Friday, July 22, 2016

The recent coup attempt in Turkey came as a complete surprise to most observers. But a decade ago, the only surprise would have been the fact that it didn’t succeed. After all, in the last 60 years Turkey has had four coups led by a military famously committed to secularism. When the Islamist Justice and Development Party, or AKP, was elected in 2002, another coup seemed all too likely.

Having survived, the AKP’s authority now appears unchallenged; President Recep Tayyip Erdogan is taking no risks as he purges the military of any potentially disloyal officers who remain. How did Erdogan and his party escape the fate of their predecessors?

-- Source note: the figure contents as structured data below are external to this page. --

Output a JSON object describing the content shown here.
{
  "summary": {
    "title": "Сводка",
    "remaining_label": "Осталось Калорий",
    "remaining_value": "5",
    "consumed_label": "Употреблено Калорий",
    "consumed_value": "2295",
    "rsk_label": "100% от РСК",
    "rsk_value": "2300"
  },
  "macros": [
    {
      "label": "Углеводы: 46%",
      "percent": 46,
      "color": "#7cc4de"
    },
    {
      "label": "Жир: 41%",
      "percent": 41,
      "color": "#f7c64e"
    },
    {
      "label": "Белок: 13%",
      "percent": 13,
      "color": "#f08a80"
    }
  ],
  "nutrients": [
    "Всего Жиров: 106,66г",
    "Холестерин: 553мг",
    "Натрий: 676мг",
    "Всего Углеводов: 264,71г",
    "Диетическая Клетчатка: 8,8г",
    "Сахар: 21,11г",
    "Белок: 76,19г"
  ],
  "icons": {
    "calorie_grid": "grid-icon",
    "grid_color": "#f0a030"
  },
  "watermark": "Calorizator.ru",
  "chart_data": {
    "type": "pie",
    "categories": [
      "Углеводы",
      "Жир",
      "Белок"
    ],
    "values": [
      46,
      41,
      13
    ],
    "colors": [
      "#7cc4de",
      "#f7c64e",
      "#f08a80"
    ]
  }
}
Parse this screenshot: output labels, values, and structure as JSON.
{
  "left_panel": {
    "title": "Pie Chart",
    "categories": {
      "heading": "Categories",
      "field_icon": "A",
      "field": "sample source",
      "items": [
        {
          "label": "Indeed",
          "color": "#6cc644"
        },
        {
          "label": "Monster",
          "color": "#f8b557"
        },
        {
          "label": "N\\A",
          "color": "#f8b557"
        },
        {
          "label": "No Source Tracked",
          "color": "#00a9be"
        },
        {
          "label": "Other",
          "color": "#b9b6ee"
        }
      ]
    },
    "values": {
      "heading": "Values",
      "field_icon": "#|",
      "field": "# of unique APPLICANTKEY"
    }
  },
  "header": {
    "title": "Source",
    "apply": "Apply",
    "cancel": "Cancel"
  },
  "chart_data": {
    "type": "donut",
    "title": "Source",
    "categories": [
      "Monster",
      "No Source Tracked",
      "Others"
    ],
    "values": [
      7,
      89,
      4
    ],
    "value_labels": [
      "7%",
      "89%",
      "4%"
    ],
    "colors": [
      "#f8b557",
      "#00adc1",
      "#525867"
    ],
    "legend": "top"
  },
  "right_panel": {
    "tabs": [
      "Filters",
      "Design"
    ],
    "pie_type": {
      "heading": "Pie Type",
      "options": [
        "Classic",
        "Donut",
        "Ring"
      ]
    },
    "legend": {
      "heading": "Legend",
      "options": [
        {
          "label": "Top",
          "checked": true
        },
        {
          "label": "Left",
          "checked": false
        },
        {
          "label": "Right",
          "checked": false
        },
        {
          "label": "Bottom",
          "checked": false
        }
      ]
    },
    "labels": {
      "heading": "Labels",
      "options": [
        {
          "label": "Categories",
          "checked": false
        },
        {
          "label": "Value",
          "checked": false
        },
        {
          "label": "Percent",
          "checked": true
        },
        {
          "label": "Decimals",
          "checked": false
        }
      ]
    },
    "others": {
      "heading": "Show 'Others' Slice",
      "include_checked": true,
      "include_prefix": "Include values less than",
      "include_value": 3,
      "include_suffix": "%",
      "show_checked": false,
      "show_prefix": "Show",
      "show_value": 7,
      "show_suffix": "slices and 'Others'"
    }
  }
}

To be clear, the AKP did encounter real opposition as it consolidated control. High-ranking military officers discussed plans for ousting the party during its first two years in power. In 2007, the chief of the general staff issued a memorandum on the military’s website reminding the AKP of the military’s ongoing commitment to secularism. Subsequently, the country’s head prosecutor began proceedings to formally disband the party for anti-secular activities. The case was heard in Turkey’s supreme court, where it was defeated by a single vote.

But all these efforts only make it more curious that the military did not take decisive action to overthrow the AKP. Indeed, when the AKP put a number of military officers on trial for a fictitious coup plot called the Ergenekon conspiracy, the military brass never went further in their protests than staging a mass resignation.